Roma-Kartaca paradoksu?

Yıllar önce bu terimi ortaya atmış ve uzun süre tartışmıştık... 

Sayın Maduro’yu Külliye’de görüp kendisiyle biraz da konuşma imkanım olunca birden aklıma bu kavram geldi; Roma-Kartaca paradoksu günümüz dünyası için hala geçerli mi? Örneğin “emperyalizme karşı ekonomik milli bir modelin savaşını” veren Maduro acaba kendi halkı tarafından doğru anlaşılıyor mu? 

Sorgulayalım; 

1- Ülke ekonomilerinin temel çelişkisi nerede?.. Üretimin olmadığı sıcak para tabanlı bir modelin "kalkınma-liberalleşme-dünya ile entegrasyon" gibi kavramlar eşliğinde halka pazarlanması ve "uluslararası finans kapitalin" siyasi manipülasyona açık olması-yüksek getiri sağlaması yönünden bunu desteklemesinde mi? Yoksa içerideki finansal-entelektüel birikimin "yeni ve sağlıklı bir yapı tasarlayamadığı için "aslında içinin boş olduğunu bildiği sistemi ve bileşenlerini desteklemesinde mi? 

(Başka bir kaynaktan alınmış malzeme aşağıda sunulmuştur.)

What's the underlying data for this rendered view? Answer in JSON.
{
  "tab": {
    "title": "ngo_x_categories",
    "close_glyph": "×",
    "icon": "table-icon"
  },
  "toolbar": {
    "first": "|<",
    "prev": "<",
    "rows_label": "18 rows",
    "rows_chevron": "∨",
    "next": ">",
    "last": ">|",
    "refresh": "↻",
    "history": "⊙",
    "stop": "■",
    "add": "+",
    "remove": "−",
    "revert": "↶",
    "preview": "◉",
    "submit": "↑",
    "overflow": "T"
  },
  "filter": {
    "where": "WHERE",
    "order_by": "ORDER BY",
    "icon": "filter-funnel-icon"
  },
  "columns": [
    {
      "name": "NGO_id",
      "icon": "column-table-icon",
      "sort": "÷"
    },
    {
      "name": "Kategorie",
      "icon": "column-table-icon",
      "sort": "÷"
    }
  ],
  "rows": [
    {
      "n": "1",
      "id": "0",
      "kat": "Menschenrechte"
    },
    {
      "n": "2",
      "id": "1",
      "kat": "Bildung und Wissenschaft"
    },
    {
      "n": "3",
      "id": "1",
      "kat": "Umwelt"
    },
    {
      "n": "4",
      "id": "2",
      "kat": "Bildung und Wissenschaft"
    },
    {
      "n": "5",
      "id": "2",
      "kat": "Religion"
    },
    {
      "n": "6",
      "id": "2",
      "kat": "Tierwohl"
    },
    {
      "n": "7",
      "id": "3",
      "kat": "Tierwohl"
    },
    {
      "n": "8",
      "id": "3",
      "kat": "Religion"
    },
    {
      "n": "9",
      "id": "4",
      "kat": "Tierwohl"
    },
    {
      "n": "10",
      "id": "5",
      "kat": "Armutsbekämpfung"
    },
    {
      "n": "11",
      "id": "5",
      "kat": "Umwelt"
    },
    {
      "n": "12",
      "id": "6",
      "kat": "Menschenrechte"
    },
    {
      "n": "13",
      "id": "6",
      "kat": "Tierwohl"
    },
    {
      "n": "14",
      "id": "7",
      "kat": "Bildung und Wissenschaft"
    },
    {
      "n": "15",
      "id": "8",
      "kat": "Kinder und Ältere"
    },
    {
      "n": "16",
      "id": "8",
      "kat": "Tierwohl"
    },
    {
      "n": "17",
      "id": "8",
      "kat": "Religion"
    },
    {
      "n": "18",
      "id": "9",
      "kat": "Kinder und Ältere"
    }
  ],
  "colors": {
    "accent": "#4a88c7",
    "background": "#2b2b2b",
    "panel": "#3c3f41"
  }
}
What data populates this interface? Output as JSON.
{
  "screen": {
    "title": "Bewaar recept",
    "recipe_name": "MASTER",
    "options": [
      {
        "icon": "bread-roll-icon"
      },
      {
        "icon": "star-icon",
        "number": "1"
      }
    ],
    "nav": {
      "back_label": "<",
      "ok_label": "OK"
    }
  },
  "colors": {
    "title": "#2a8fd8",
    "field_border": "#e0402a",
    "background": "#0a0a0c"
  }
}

2- Veya ülkelerde “dış destekli” oluşturulan “sözde finansal finansal-entelektüel birikimin içinin boş olduğunu bildiği sistemi ve bileşenlerini “dış telkin ve teşvikle” desteklemesinde mi? 

Sorular uzar gider ama bir nokta hep ortak kalır; milli modeller-refleksler gelişemedikçe emperyalizm sömürüsü acımasızca devam eder ! 

Bu noktadan itibaren konuyu Roma-Kartaca paradoksu ile birlikte ele alalım ve birlikte çıkarım yapmaya çalışalım... 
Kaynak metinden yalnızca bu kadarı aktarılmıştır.